My kids are fed a steady diet of Save-a -Lot cereal. Circus O's are the new Froot Loops. Fruity Diamonds are Fruity Pebbles. Sugar cereal for redneck kids is like crack for ferrets. Just ask DeadpanAnn.

Redneck Diva said...

HillbillyMom-I've been readin'! Promise!

That Surf is some seriously rough-ass laundry detergent. I don't know what's in it, but I'm fairly sure acid or at least small grains of glass are involved.
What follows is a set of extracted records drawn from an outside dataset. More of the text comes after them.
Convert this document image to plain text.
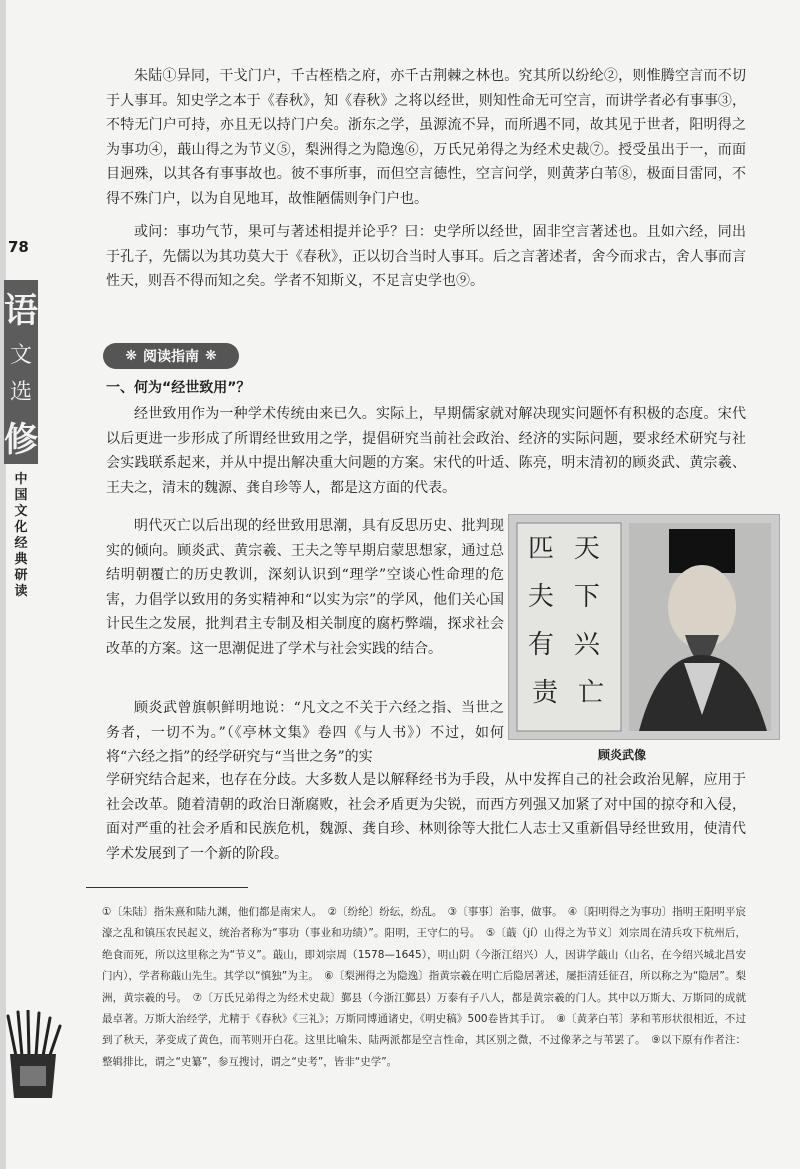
78
语
文
选
修
中国文化经典研读

朱陆①异同，干戈门户，千古桎梏之府，亦千古荆棘之林也。究其所以纷纶②，则惟腾空言而不切于人事耳。知史学之本于《春秋》，知《春秋》之将以经世，则知性命无可空言，而讲学者必有事事③，不特无门户可持，亦且无以持门户矣。浙东之学，虽源流不异，而所遇不同，故其见于世者，阳明得之为事功④，蕺山得之为节义⑤，梨洲得之为隐逸⑥，万氏兄弟得之为经术史裁⑦。授受虽出于一，而面目迥殊，以其各有事事故也。彼不事所事，而但空言德性，空言问学，则黄茅白苇⑧，极面目雷同，不得不殊门户，以为自见地耳，故惟陋儒则争门户也。

或问：事功气节，果可与著述相提并论乎？曰：史学所以经世，固非空言著述也。且如六经，同出于孔子，先儒以为其功莫大于《春秋》，正以切合当时人事耳。后之言著述者，舍今而求古，舍人事而言性天，则吾不得而知之矣。学者不知斯义，不足言史学也⑨。

❋ 阅读指南 ❋
一、何为“经世致用”？

经世致用作为一种学术传统由来已久。实际上，早期儒家就对解决现实问题怀有积极的态度。宋代以后更进一步形成了所谓经世致用之学，提倡研究当前社会政治、经济的实际问题，要求经术研究与社会实践联系起来，并从中提出解决重大问题的方案。宋代的叶适、陈亮，明末清初的顾炎武、黄宗羲、王夫之，清末的魏源、龚自珍等人，都是这方面的代表。

明代灭亡以后出现的经世致用思潮，具有反思历史、批判现实的倾向。顾炎武、黄宗羲、王夫之等早期启蒙思想家，通过总结明朝覆亡的历史教训，深刻认识到“理学”空谈心性命理的危害，力倡学以致用的务实精神和“以实为宗”的学风，他们关心国计民生之发展，批判君主专制及相关制度的腐朽弊端，探求社会改革的方案。这一思潮促进了学术与社会实践的结合。

顾炎武曾旗帜鲜明地说：“凡文之不关于六经之指、当世之务者，一切不为。”（《亭林文集》卷四《与人书》）不过，如何将“六经之指”的经学研究与“当世之务”的实

学研究结合起来，也存在分歧。大多数人是以解释经书为手段，从中发挥自己的社会政治见解，应用于社会改革。随着清朝的政治日渐腐败，社会矛盾更为尖锐，而西方列强又加紧了对中国的掠夺和入侵，面对严重的社会矛盾和民族危机，魏源、龚自珍、林则徐等大批仁人志士又重新倡导经世致用，使清代学术发展到了一个新的阶段。

天 下 兴 亡
匹 夫 有 责
顾炎武像
①〔朱陆〕指朱熹和陆九渊，他们都是南宋人。　②〔纷纶〕纷纭，纷乱。　③〔事事〕治事，做事。　④〔阳明得之为事功〕指明王阳明平宸濠之乱和镇压农民起义，统治者称为“事功（事业和功绩）”。阳明，王守仁的号。　⑤〔蕺（jí）山得之为节义〕刘宗周在清兵攻下杭州后，绝食而死，所以这里称之为“节义”。蕺山，即刘宗周（1578—1645），明山阴（今浙江绍兴）人，因讲学蕺山（山名，在今绍兴城北昌安门内），学者称蕺山先生。其学以“慎独”为主。　⑥〔梨洲得之为隐逸〕指黄宗羲在明亡后隐居著述，屡拒清廷征召，所以称之为“隐居”。梨洲，黄宗羲的号。　⑦〔万氏兄弟得之为经术史裁〕鄞县（今浙江鄞县）万泰有子八人，都是黄宗羲的门人。其中以万斯大、万斯同的成就最卓著。万斯大治经学，尤精于《春秋》《三礼》；万斯同博通诸史，《明史稿》500卷皆其手订。　⑧〔黄茅白苇〕茅和苇形状很相近，不过到了秋天，茅变成了黄色，而苇则开白花。这里比喻朱、陆两派都是空言性命，其区别之微，不过像茅之与苇罢了。　⑨以下原有作者注：整辑排比，谓之“史纂”，参互搜讨，谓之“史考”，皆非“史学”。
I love Ann's crack for ferrets analogy! I found myself using it last night. A guy at the casino last night was most certainly hopped up on something. I rolled my eyes as we walked away from him (briskly) and said, "Damn. He's actin' like a ferret on crack." Mr. Diva nearly spit his free casino soda all over the poor soul in front of him! He thought that was pretty amusing.

Sam said...

Kleenex. Q-tips. Cannot substitute these things EVER. No damn facial tissue off-brand or cotton fucking swabs. No, no sir. Not in my house.

Redneck Diva said...

Sam-Qtips I can skimp on. I buy the generics and have for years. But yeah, tissue is an important one - I can't believe I forgot THAT one, especially with all the boogers we've had around here. I gotta have the Puffs Plus with lotion...anything else is pretty much like blowing your nose on your hand.